I write about this sort of thing more than anyone else on DailyKos, but I'm just a competent lay person. It was news to me that there was an external pod for carrying navy SEAL teams. I'll do some digging and maybe produce a diary on special forces operations ...
The second most common boats are the Ohio class. The eighteen bluewater ballistic missile boats are split into two duties – the fourteen labeled SSBN bear strategic nuclear weapons, while the four labeled SSGN carry conventional weapons. The SSGN boats are retreads, repurposed at the end of the cold war due to limits on the number of nuclear weapons we are allowed by treaty. This doctrinal change is a very good move – the converted Ohio class, twice the displacement of our most potent surface ship, the Ticonderoga class guided missile cruise, packs 154 cruise missiles. The cruiser only holds 122. And unlike the cruiser nobody knows where an SSGN might be lurking.
U.S.S. Michigan SSBN-727
Here's a submarine interest tidbit. Propeller designs are kept very secret because knowing their shape would permit an opponent to make educated guesses about how to detect the boat. It's all well and good until an open source intel person finds a satellite photo of an uncovered Ohio class boat's stern. This cat is already well out of the bag and I imagine there are now rules about 24x7 coverage of boats brought into dry dock.
Military acquisition is a glacial process, but the navy turned rather quickly at the end of the cold war.
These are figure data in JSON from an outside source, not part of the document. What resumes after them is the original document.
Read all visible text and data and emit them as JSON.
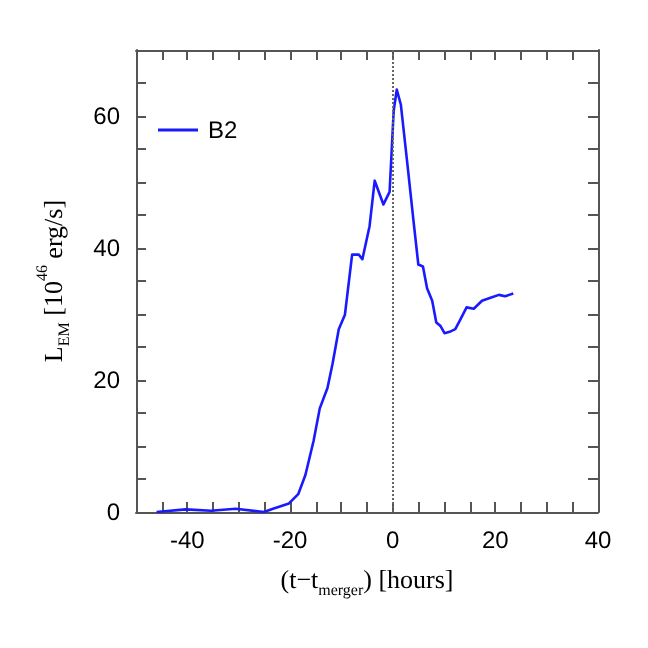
{
  "chart_data": {
    "type": "line",
    "xlabel": "(t−t$_{merger}$) [hours]",
    "ylabel": "L$_{EM}$ [10$^{46}$ erg/s]",
    "xlim": [
      -50,
      40
    ],
    "ylim": [
      0,
      70
    ],
    "xticks": [
      {
        "value": -50,
        "label": null
      },
      {
        "value": -45,
        "label": null
      },
      -40,
      {
        "value": -35,
        "label": null
      },
      {
        "value": -30,
        "label": null
      },
      {
        "value": -25,
        "label": null
      },
      -20,
      {
        "value": -15,
        "label": null
      },
      {
        "value": -10,
        "label": null
      },
      {
        "value": -5,
        "label": null
      },
      0,
      {
        "value": 5,
        "label": null
      },
      {
        "value": 10,
        "label": null
      },
      {
        "value": 15,
        "label": null
      },
      20,
      {
        "value": 25,
        "label": null
      },
      {
        "value": 30,
        "label": null
      },
      {
        "value": 35,
        "label": null
      },
      40
    ],
    "yticks": [
      0,
      {
        "value": 5,
        "label": null
      },
      {
        "value": 10,
        "label": null
      },
      {
        "value": 15,
        "label": null
      },
      20,
      {
        "value": 25,
        "label": null
      },
      {
        "value": 30,
        "label": null
      },
      {
        "value": 35,
        "label": null
      },
      40,
      {
        "value": 45,
        "label": null
      },
      {
        "value": 50,
        "label": null
      },
      {
        "value": 55,
        "label": null
      },
      60,
      {
        "value": 65,
        "label": null
      },
      {
        "value": 70,
        "label": null
      }
    ],
    "grid": false,
    "legend": "top left",
    "marker": "none",
    "line_style": "solid",
    "ref_lines": [
      {
        "axis": "x",
        "value": 0,
        "label": null,
        "color": "#666666",
        "line_style": "dotted"
      }
    ],
    "series": [
      {
        "name": "B2",
        "color": "#1a1aff",
        "x": [
          -46,
          -40.3,
          -35.4,
          -30.6,
          -25.1,
          -23.3,
          -20.2,
          -18.4,
          -17,
          -15.4,
          -14.2,
          -12.7,
          -11.7,
          -10.5,
          -9.3,
          -7.9,
          -6.6,
          -5.9,
          -4.5,
          -3.5,
          -1.8,
          -0.6,
          0.2,
          0.8,
          1.6,
          2.8,
          4.1,
          5,
          5.9,
          6.7,
          7.7,
          8.5,
          9.3,
          10.1,
          11.1,
          12.2,
          13.2,
          14.4,
          15.8,
          17.4,
          19.2,
          20.7,
          21.9,
          23.5
        ],
        "values": [
          0,
          0.4,
          0.2,
          0.5,
          0,
          0.5,
          1.3,
          2.7,
          5.6,
          10.8,
          15.7,
          18.8,
          22.5,
          27.7,
          29.9,
          39,
          39,
          38.3,
          43.3,
          50.2,
          46.6,
          48.5,
          60.8,
          64,
          61.7,
          53.2,
          43.8,
          37.5,
          37.2,
          33.9,
          32,
          28.7,
          28.2,
          27.1,
          27.3,
          27.7,
          29.2,
          31,
          30.8,
          32,
          32.5,
          32.9,
          32.7,
          33.1
        ]
      }
    ]
  }
}
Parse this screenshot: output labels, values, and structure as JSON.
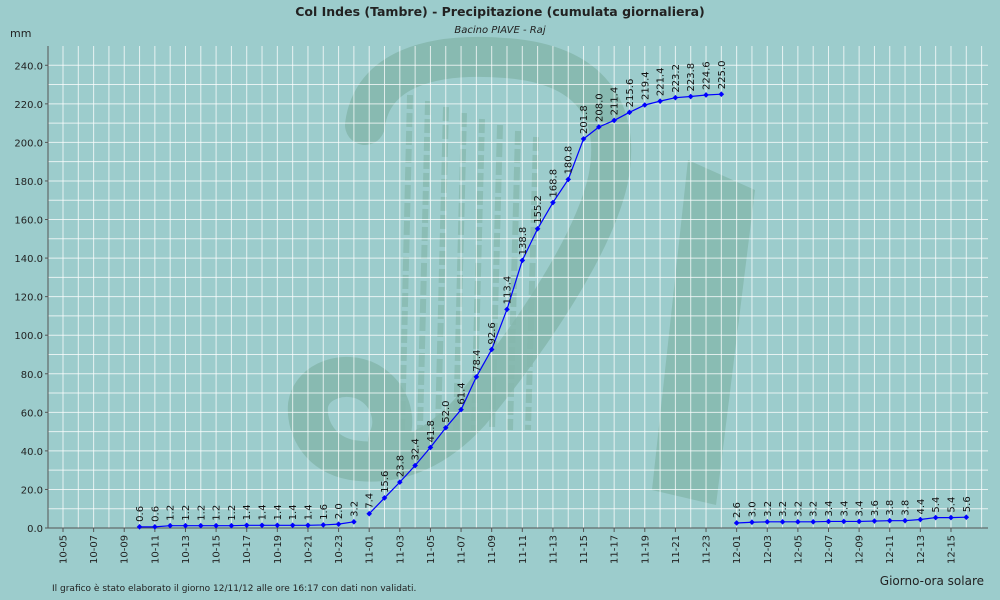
{
  "chart_data": {
    "type": "line",
    "title": "Col Indes (Tambre) - Precipitazione (cumulata giornaliera)",
    "subtitle": "Bacino PIAVE - Raj",
    "ylabel": "mm",
    "xlabel": "Giorno-ora solare",
    "footnote": "Il grafico è stato elaborato il giorno 12/11/12 alle ore 16:17 con dati non validati.",
    "ylim": [
      0,
      250
    ],
    "yticks": [
      0,
      20,
      40,
      60,
      80,
      100,
      120,
      140,
      160,
      180,
      200,
      220,
      240
    ],
    "ytick_labels": [
      "0.0",
      "20.0",
      "40.0",
      "60.0",
      "80.0",
      "100.0",
      "120.0",
      "140.0",
      "160.0",
      "180.0",
      "200.0",
      "220.0",
      "240.0"
    ],
    "xticks": [
      "10-05",
      "10-07",
      "10-09",
      "10-11",
      "10-13",
      "10-15",
      "10-17",
      "10-19",
      "10-21",
      "10-23",
      "11-01",
      "11-03",
      "11-05",
      "11-07",
      "11-09",
      "11-11",
      "11-13",
      "11-15",
      "11-17",
      "11-19",
      "11-21",
      "11-23",
      "12-01",
      "12-03",
      "12-05",
      "12-07",
      "12-09",
      "12-11",
      "12-13",
      "12-15"
    ],
    "grid": true,
    "line_color": "#0000ff",
    "series": [
      {
        "points": [
          {
            "x": "10-10",
            "y": 0.6
          },
          {
            "x": "10-11",
            "y": 0.6
          },
          {
            "x": "10-12",
            "y": 1.2
          },
          {
            "x": "10-13",
            "y": 1.2
          },
          {
            "x": "10-14",
            "y": 1.2
          },
          {
            "x": "10-15",
            "y": 1.2
          },
          {
            "x": "10-16",
            "y": 1.2
          },
          {
            "x": "10-17",
            "y": 1.4
          },
          {
            "x": "10-18",
            "y": 1.4
          },
          {
            "x": "10-19",
            "y": 1.4
          },
          {
            "x": "10-20",
            "y": 1.4
          },
          {
            "x": "10-21",
            "y": 1.4
          },
          {
            "x": "10-22",
            "y": 1.6
          },
          {
            "x": "10-23",
            "y": 2.0
          },
          {
            "x": "10-24",
            "y": 3.2
          }
        ]
      },
      {
        "points": [
          {
            "x": "11-01",
            "y": 7.4
          },
          {
            "x": "11-02",
            "y": 15.6
          },
          {
            "x": "11-03",
            "y": 23.8
          },
          {
            "x": "11-04",
            "y": 32.4
          },
          {
            "x": "11-05",
            "y": 41.8
          },
          {
            "x": "11-06",
            "y": 52.0
          },
          {
            "x": "11-07",
            "y": 61.4
          },
          {
            "x": "11-08",
            "y": 78.4
          },
          {
            "x": "11-09",
            "y": 92.6
          },
          {
            "x": "11-10",
            "y": 113.4
          },
          {
            "x": "11-11",
            "y": 138.8
          },
          {
            "x": "11-12",
            "y": 155.2
          },
          {
            "x": "11-13",
            "y": 168.8
          },
          {
            "x": "11-14",
            "y": 180.8
          },
          {
            "x": "11-15",
            "y": 201.8
          },
          {
            "x": "11-16",
            "y": 208.0
          },
          {
            "x": "11-17",
            "y": 211.4
          },
          {
            "x": "11-18",
            "y": 215.6
          },
          {
            "x": "11-19",
            "y": 219.4
          },
          {
            "x": "11-20",
            "y": 221.4
          },
          {
            "x": "11-21",
            "y": 223.2
          },
          {
            "x": "11-22",
            "y": 223.8
          },
          {
            "x": "11-23",
            "y": 224.6
          },
          {
            "x": "11-24",
            "y": 225.0
          }
        ]
      },
      {
        "points": [
          {
            "x": "12-01",
            "y": 2.6
          },
          {
            "x": "12-02",
            "y": 3.0
          },
          {
            "x": "12-03",
            "y": 3.2
          },
          {
            "x": "12-04",
            "y": 3.2
          },
          {
            "x": "12-05",
            "y": 3.2
          },
          {
            "x": "12-06",
            "y": 3.2
          },
          {
            "x": "12-07",
            "y": 3.4
          },
          {
            "x": "12-08",
            "y": 3.4
          },
          {
            "x": "12-09",
            "y": 3.4
          },
          {
            "x": "12-10",
            "y": 3.6
          },
          {
            "x": "12-11",
            "y": 3.8
          },
          {
            "x": "12-12",
            "y": 3.8
          },
          {
            "x": "12-13",
            "y": 4.4
          },
          {
            "x": "12-14",
            "y": 5.4
          },
          {
            "x": "12-15",
            "y": 5.4
          },
          {
            "x": "12-16",
            "y": 5.6
          }
        ]
      }
    ]
  },
  "colors": {
    "background": "#9ccccc",
    "grid": "#ffffff",
    "line": "#0000ff",
    "watermark": "#86b8ae"
  }
}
The Seawolf class was envisioned as the replacement to the aging Los Angeles class. Twenty nine total were planned but only three were actually built before the realities of the collapse of the Soviet union reduced concerns over the Typhoon class boats these were planned to hunt.
The most interesting of these three is the Jimmy Carter SSN-23. This boat was lengthened by a hundred feet to make room for navy SEAL teams and other special cargo. Special positioning thrusters permit the boat to precisely position – which is needed for tapping undersea fiber cables.
Like the later Los Angeles class boats, the Seawolf is built to penetrate Arctic ice.
The newest boats of the fleet are the six active (thirty planned) Virginia class submarines. This has to be the most useless Wikipedia entry I've ever seen – I'll paraphrase from other sources. This boat bears the same dozen vertical cruise missile launch tubes found in the later Los Angeles class and four tubes for the Mark 48 torpedo.
U.S.S. Virginia SSN-774
Modern smart torpedoes do things differently than the way Hollywood represents them. Instead of impacting the target they dive under it, explode, and the resulting steam bubble first lifts the ship and the middle, then it falls back into the void left behind, but the ends are still supported. This breaks the keel of the vessel, often tearing smaller ships in half. This short non-English video is the best representation I've found as to the particulars of such an attack.
Given the tensions in the Persian Gulf what do you guys want me to do next? Iranian navy ships and missiles?